Writing a class / structure that changes frequently

Summary:
I have a structure that is read / written to a file.
This structure often changes, and this causes my read() function to become complicated.

I need to find a good way to handle the changes, saving the number of errors. Optimally, the code should facilitate the search for changes between versions.

I thought of a couple of templates, but I don’t know if I went through all the possible options.

As you will see, the code was mostly in C -like, but I am turning it into C++ .


More details
As I said, my structure often changes (in almost every version of the program).

  • Some members are deleted, some members are added, some of them become more complex. This is not a simple case when a new member appears in the structure.

So far, changes in the structure have been processed as follows:

  • in version_1 , I used the color map table:
 struct Obj { int color_index; }; void Read_Obj( File *f, Obj *o ) { f->read( f, &o->color_index ); } void Write_Obj( File *f, Obj *o ) { f->write( f, o->color_index ); } 
  • in the next version , I changed it to the form [r, g, b]
 struct Obj { int color_r; int color_g; int color_b; }; void Read_Obj( File *f, Obj *o ) { if( f->version() == File::Version1 ) { int color_index; f->read( f, &color_index ); ColorIndex_to_RGB( o, color_index ); // we used color maps back then } else { f->read( f, &o->color_r ); f->read( f, &o->color_g ); f->read( f, &o->color_b ); } } void Write_Obj( File *f, Obj *o ) { f->write( f, o->color_r ); f->write( f, o->color_g ); f->write( f, o->color_b ); } 

[short note]

Note that I know I could use

 void Read_Obj( File *f, Obj *o ) { if( f->version() == File::Version1 ) { Read_Obj_V1( f, o ); } else { Read_Obj_V2( f, o ); } } 

but this leads to duplication of code between each of the sub-functions, since in real life only 1-2 of ~ 20 structure members change in each version. Thus, the remaining 18 lines remain unchanged.
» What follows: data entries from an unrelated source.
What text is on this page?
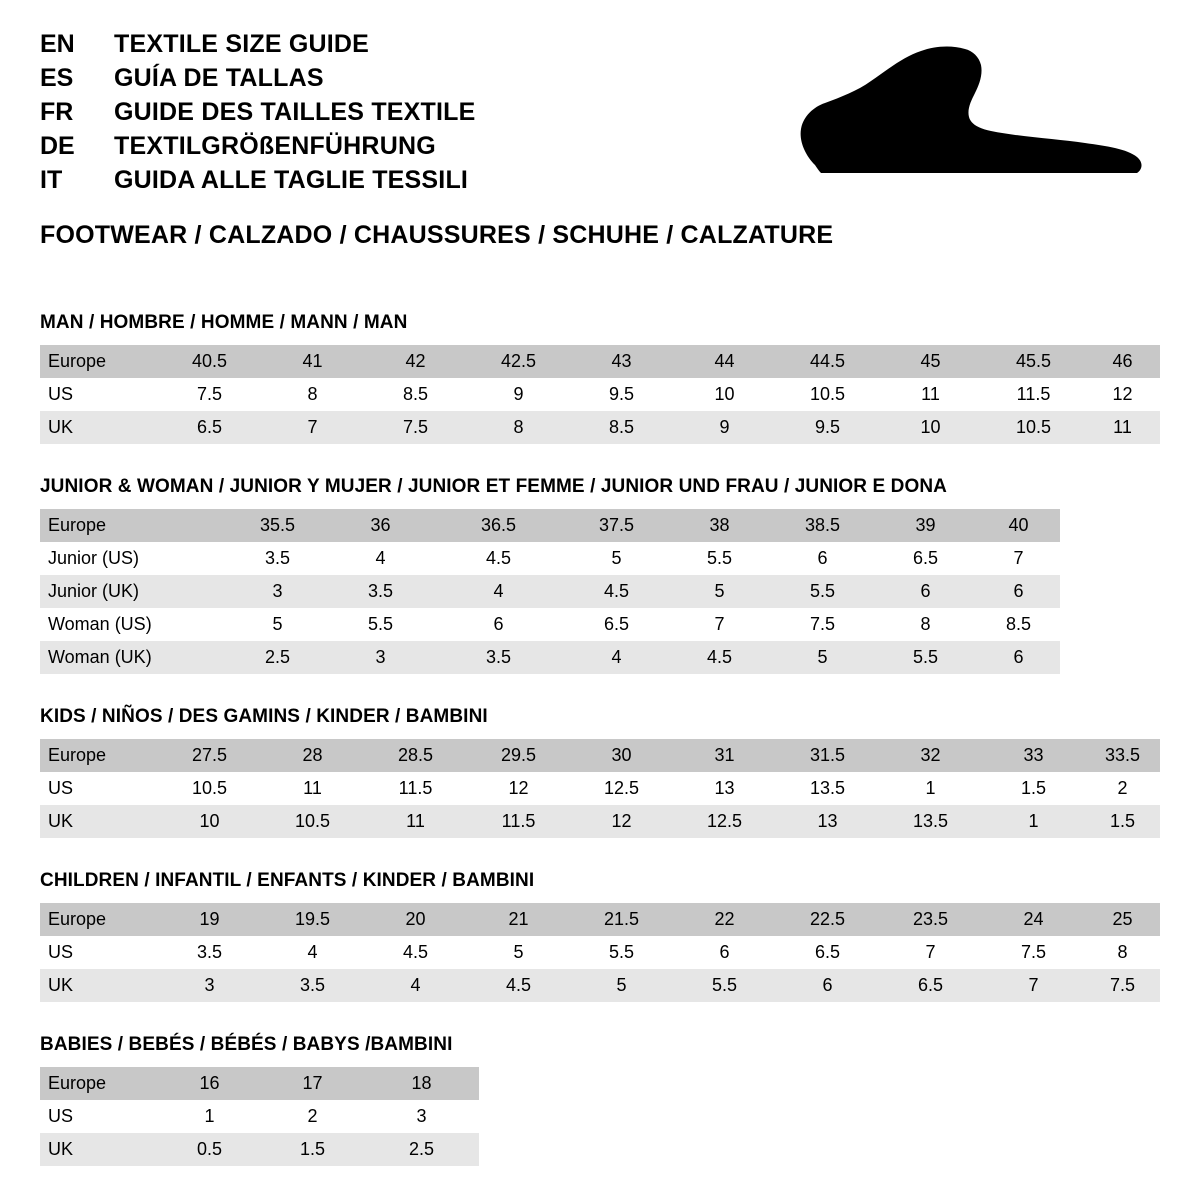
EN	TEXTILE SIZE GUIDE
ES	GUÍA DE TALLAS
FR	GUIDE DES TAILLES TEXTILE
DE	TEXTILGRÖßENFÜHRUNG
IT	GUIDA ALLE TAGLIE TESSILI
FOOTWEAR / CALZADO / CHAUSSURES / SCHUHE / CALZATURE
MAN / HOMBRE / HOMME / MANN / MAN
Europe	40.5	41	42	42.5	43	44	44.5	45	45.5	46
US	7.5	8	8.5	9	9.5	10	10.5	11	11.5	12
UK	6.5	7	7.5	8	8.5	9	9.5	10	10.5	11
JUNIOR & WOMAN / JUNIOR Y MUJER / JUNIOR ET FEMME / JUNIOR UND FRAU / JUNIOR E DONA
Europe	35.5	36	36.5	37.5	38	38.5	39	40
Junior (US)	3.5	4	4.5	5	5.5	6	6.5	7
Junior (UK)	3	3.5	4	4.5	5	5.5	6	6
Woman (US)	5	5.5	6	6.5	7	7.5	8	8.5
Woman (UK)	2.5	3	3.5	4	4.5	5	5.5	6
KIDS / NIÑOS / DES GAMINS / KINDER / BAMBINI
Europe	27.5	28	28.5	29.5	30	31	31.5	32	33	33.5
US	10.5	11	11.5	12	12.5	13	13.5	1	1.5	2
UK	10	10.5	11	11.5	12	12.5	13	13.5	1	1.5
CHILDREN / INFANTIL / ENFANTS / KINDER / BAMBINI
Europe	19	19.5	20	21	21.5	22	22.5	23.5	24	25
US	3.5	4	4.5	5	5.5	6	6.5	7	7.5	8
UK	3	3.5	4	4.5	5	5.5	6	6.5	7	7.5
BABIES / BEBÉS / BÉBÉS / BABYS /BAMBINI
Europe	16	17	18
US	1	2	3
UK	0.5	1.5	2.5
Of course, I can change this policy, if for good reason

[end of brief note]


Now these structures have become complex, and I need to convert them to a class and work in a more object-oriented way.

I saw a template in which you use one class to read for each old version, and then convert the data to a new class.

 class Obj_v1 { int m_color_index; read( File *f ) { f->read( f, &m_color_index ); } void convert_to( Obj * ) { /* code to convert the older object */ } }; class Obj { int m_r; int m_g; int m_b; read( File *f ) { f->read( f, &m_r ); f->read( f, &m_g ); f->read( f, &m_b ); } }; void Read_Obj( File *f, Obj *o ) { if( f.version() == File::Version1 ) { Obj_v1 old(); old.read( f ); old.convert_to( o ); } else { o.read( f ); } } void Write_Obj( File *f, Obj *o ) { o->write( f ); } 

However, there are two strategies to solve the problem:

Strategy 1 : direct conversions

 void Read_Obj( File *f, Obj *o ) { if( f->version() == File::Version1 ) { Obj_v1 old(); old.read( f ); old.convert_to( o ); } else if( f->version() == File::Version2 ) { Obj_v2 old(); old.read( f ); old.convert_to( o ); } else { o.read( f ); } } 

Inconvenience:

  • This means that you must update the convert_to() all Obj_vX classes every time you change the Obj class. Too many opportunities for errors that occur at any given time.

Allowance:

  • You can always put the old concept (structure) into a new one - compare with a cascading strategy (hereinafter), where some information may be lost along the way, therefore it cannot be used.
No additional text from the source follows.